The office staff further breaks the mood by confronting Mindy about her Danny hookup in front of Jody. They’re obviously hoping for fireworks, but instead Jody defends her. “But we were going to slut-shame her!” Beverly protests. “Who are we going to slut-shame now?”

Strangely enough, Mindy finds herself confiding in Beverly in the next scene. Look at Bev, playing a legitimate role in the plot! And being (sort of) wise! When Beverly asks which guy Mindy is going to pick, Mindy reveals that she has great sex with Danny (duh) but doesn’t “feel a spark” with Jody. In return, Beverly offhandedly refers to her own affair with Bernie Sanders in Moscow before advising, “Wait for someone special to come along. Until then, get escorts. Or crank it.” What a thought: Mindy could choose neither side in the love triangle!
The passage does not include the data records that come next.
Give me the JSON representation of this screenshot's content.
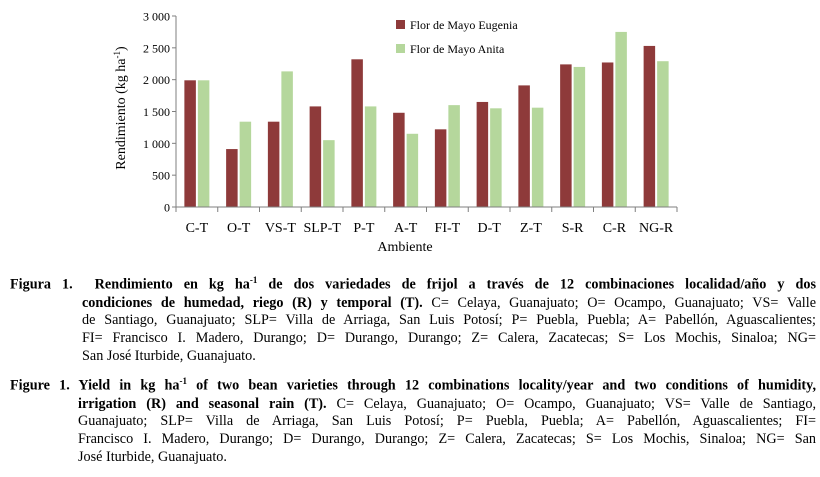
{
  "chart_data": {
    "type": "bar",
    "title": "",
    "xlabel": "Ambiente",
    "ylabel_main": "Rendimiento (kg ha",
    "ylabel_sup": "-1",
    "ylabel_close": ")",
    "ylim": [
      0,
      3000
    ],
    "yticks": [
      0,
      500,
      1000,
      1500,
      2000,
      2500,
      3000
    ],
    "ytick_labels": [
      "0",
      "500",
      "1 000",
      "1 500",
      "2 000",
      "2 500",
      "3 000"
    ],
    "categories": [
      "C-T",
      "O-T",
      "VS-T",
      "SLP-T",
      "P-T",
      "A-T",
      "FI-T",
      "D-T",
      "Z-T",
      "S-R",
      "C-R",
      "NG-R"
    ],
    "series": [
      {
        "name": "Flor de Mayo Eugenia",
        "color": "#8e3a3a",
        "values": [
          1990,
          910,
          1340,
          1580,
          2320,
          1480,
          1220,
          1650,
          1910,
          2240,
          2270,
          2530
        ]
      },
      {
        "name": "Flor de Mayo Anita",
        "color": "#b5d79c",
        "values": [
          1990,
          1340,
          2130,
          1050,
          1580,
          1150,
          1600,
          1550,
          1560,
          2200,
          2750,
          2290
        ]
      }
    ],
    "legend_position": "top-right",
    "grid": false
  },
  "caption_es": {
    "label": "Figura 1.",
    "bold1": "Rendimiento en kg ha",
    "sup": "-1",
    "bold2": " de dos variedades de frijol a través de 12 combinaciones localidad/año y dos",
    "line2_bold": "condiciones de humedad, riego (R) y temporal (T).",
    "line2_text": " C= Celaya, Guanajuato; O= Ocampo, Guanajuato; VS= Valle",
    "line3": "de Santiago, Guanajuato; SLP= Villa de Arriaga, San Luis Potosí; P= Puebla, Puebla; A= Pabellón, Aguascalientes;",
    "line4": "FI= Francisco I. Madero, Durango; D= Durango, Durango; Z= Calera, Zacatecas; S= Los Mochis, Sinaloa; NG=",
    "line5": "San José Iturbide, Guanajuato."
  },
  "caption_en": {
    "label": "Figure 1.",
    "bold1": " Yield in kg ha",
    "sup": "-1",
    "bold2": " of two bean varieties through 12 combinations locality/year and two conditions of humidity,",
    "line2_bold": "irrigation (R) and seasonal rain (T).",
    "line2_text": " C= Celaya, Guanajuato; O= Ocampo, Guanajuato; VS= Valle de Santiago,",
    "line3": "Guanajuato; SLP= Villa de Arriaga, San Luis Potosí; P= Puebla, Puebla; A= Pabellón, Aguascalientes; FI=",
    "line4": "Francisco I. Madero, Durango; D= Durango, Durango; Z= Calera, Zacatecas; S= Los Mochis, Sinaloa; NG= San",
    "line5": "José Iturbide, Guanajuato."
  }
}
This idea is further confirmed when Danny reveals he hasn’t told Sarah yet. Both Danny and Mindy admit that neither wants to change. Even though they love each other, it’s over. This is one of their most affecting breakup scenes to date — it’s such a grownup thing, realizing you can’t be with someone you love. Then Mindy runs through the rain — nice use of a rom-com trope! — to make her grand declaration to Jody: She can’t be with him, either.

And just like that, The Mindy Project has found itself again.